1. To figure out when one "decorated" function has called another I pass 
some information in the r14 register as well as in the instruction 
stream accessible via the return address. The code is only supposed to 
work on Linux x86_64 for now. What I wanted to do was  extend the 
existing X86TargetMachine to add in these features but I couldn't find 
any way to do this cleanly - I couldn't see any target machine extension 
points like RegisterPass and RegisterStandardPasses for IR passes. What 
I did in the end was implement a new target type "x86_64_drti" which 
delegates as much as possible to the real X86 target obtained via 
TargetRegistry::lookupTarget. This is  messy because many of the virtual 
functions from TargetPassConfig that I want to delegate to X86PassConfig 
are protected (e.g. addPreRegAlloc).
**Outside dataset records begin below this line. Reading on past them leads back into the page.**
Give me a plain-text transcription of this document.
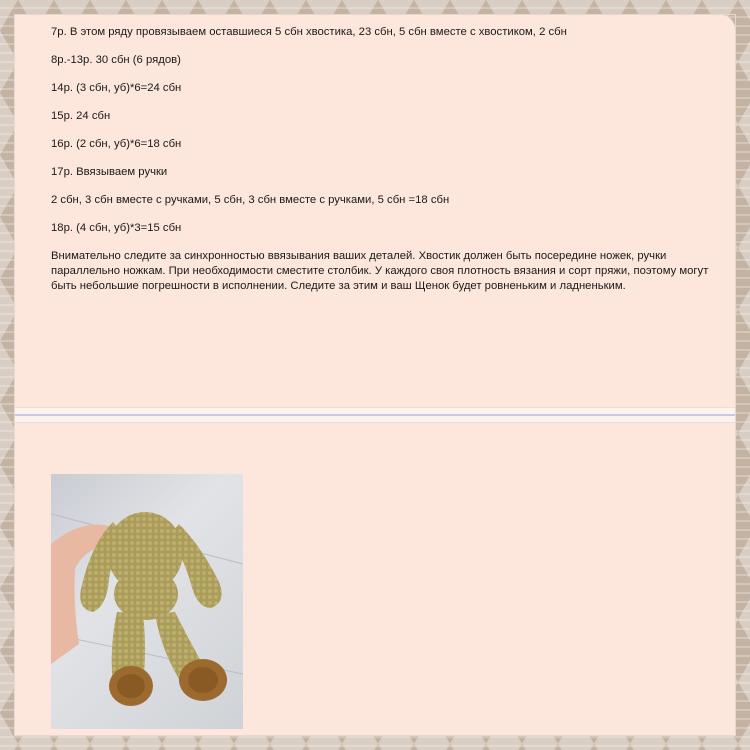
7р. В этом ряду провязываем оставшиеся 5 сбн хвостика, 23 сбн, 5 сбн вместе с хвостиком, 2 сбн
8р.-13р. 30 сбн (6 рядов)
14р. (3 сбн, уб)*6=24 сбн
15р. 24 сбн
16р. (2 сбн, уб)*6=18 сбн
17р. Ввязываем ручки
2 сбн, 3 сбн вместе с ручками, 5 сбн, 3 сбн вместе с ручками, 5 сбн =18 сбн
18р. (4 сбн, уб)*3=15 сбн
Внимательно следите за синхронностью ввязывания ваших деталей. Хвостик должен быть посередине ножек, ручки параллельно ножкам. При необходимости сместите столбик. У каждого своя плотность вязания и сорт пряжи, поэтому могут быть небольшие погрешности в исполнении. Следите за этим и ваш Щенок будет ровненьким и ладненьким.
So I'm wondering if I missed 
something and if not, whether there's a reason the existing target 
machines don't provide any extension points?

2. To make it more robust I'd like to convert CALL instructions into a 
PUSH and JMP, so I can fake the return address to point at a block 
containing raw data and a JMP back to the instruction after the original 
CALL. I think we could call this a "return thunk". So instead of CALL 
target [...] I would have something like the below:

     MOV my_thunk, R11

     PUSH R11

     JMP target

my_post_call:

     [...]

Where my_thunk would have this:

     .8byte [...]

my_thunk:

     JMP my_post_call

I don't know if this is even feasible since it splits the basic block 
containing the CALL and quite likely breaks any pre-call or post-call 
handling. To be honest I'm also not sure how this relates to instruction 
"bundles" either and whether the CALL is already more complicated than a 
single instruction. Does anyone know what would be involved in this kind 
of transformation from CALL to PUSH and JMP?

Regards,

Raoul Gough.